A photograph of the Führer still graced the timekeeper’s office wall in the mine mouth, and an exhortatory sign proclaimed, auf Deutsch, “Thy Strength Is Nothing: The People’s Strength Is All!” The XII Corps commander, General Eddy, led them onto a rickety freight elevator, and as they slowly descended the pitch-black shaft Patton quipped, “If that clothesline should part, promotions in the United States Army would be considerably stimulated.” Sixteen hundred feet down, the lift doors opened. A sentry snapped a salute, and upon recognizing his visitors exclaimed, “Jesus Christ!” In a wide gallery Patton pointed to currency-engraving plates used by the Reichsbank, and stacked bales of money designated for the Wehrmacht. Eyeing the bills, Bradley said, “I doubt the German army will be meeting payrolls much longer.”
Treasures already had been discovered in other mines: in a damp Siegen iron pit on April 2, soldiers found six enormous crates labeled “Aachen Cathedral,” which included a silver bust of Charlemagne imbedded with a fragment of the emperor’s skull. Other boxes in the Siegen lode held paintings by Rembrandt, Van Dyck, and Van Gogh, and the original manuscript of Beethoven’s Sixth Symphony.
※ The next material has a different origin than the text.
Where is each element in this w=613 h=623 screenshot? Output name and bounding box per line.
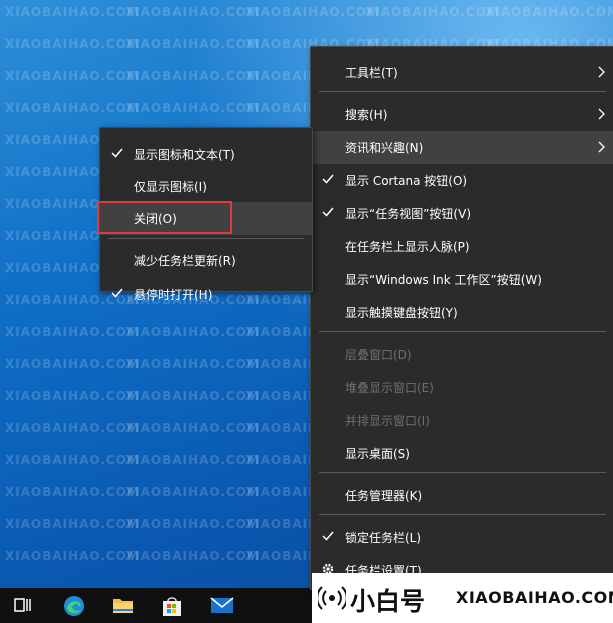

Yet no trove would surpass that found in the Merkers workings, as Eisenhower realized upon stepping through a hole blown in a bank-vault door by Army engineers using half a stick of dynamite.
Here in “Room No. 8,” a chamber 150 feet long and 75 feet wide, more than 7,000 bags of gold and other loot recently transferred from Berlin—in some cases by double-decker bus—lay in neat rows under lights dangling beneath the twelve-foot ceiling. In addition to 8,307 gold bars and 55 crates of bullion, the repository included 3,682 sacks of German currency, 80 more of foreign currency, 3,326 bags of gold coins—among them 711 filled with U.S. $20 gold pieces, each sack worth $25,000—8 bags of gold rings, and a pouch of platinum bars. At the back of the room, in more than 200 satchels, suitcases, and trunks, each tagged “Melmer” after a kleptomaniacal SS captain named Bruno Melmer, were valuables stolen from concentration-camp victims: pearls, watch cases, gold tooth crowns, Passover cups, cigarette cases, spoons. Much of the metal had been hammered flat to save space. Other galleries and shafts nearby yielded two million volumes from Berlin libraries, 400 tons of patent records, 33 wooden cases of Goethe memorabilia from Weimar, paintings by Rubens and Goya, and costumes from the Berlin state theaters. “If these were the old free-booting days when a soldier kept his loot,” Bradley told Patton, “you’d be the richest man in the world.”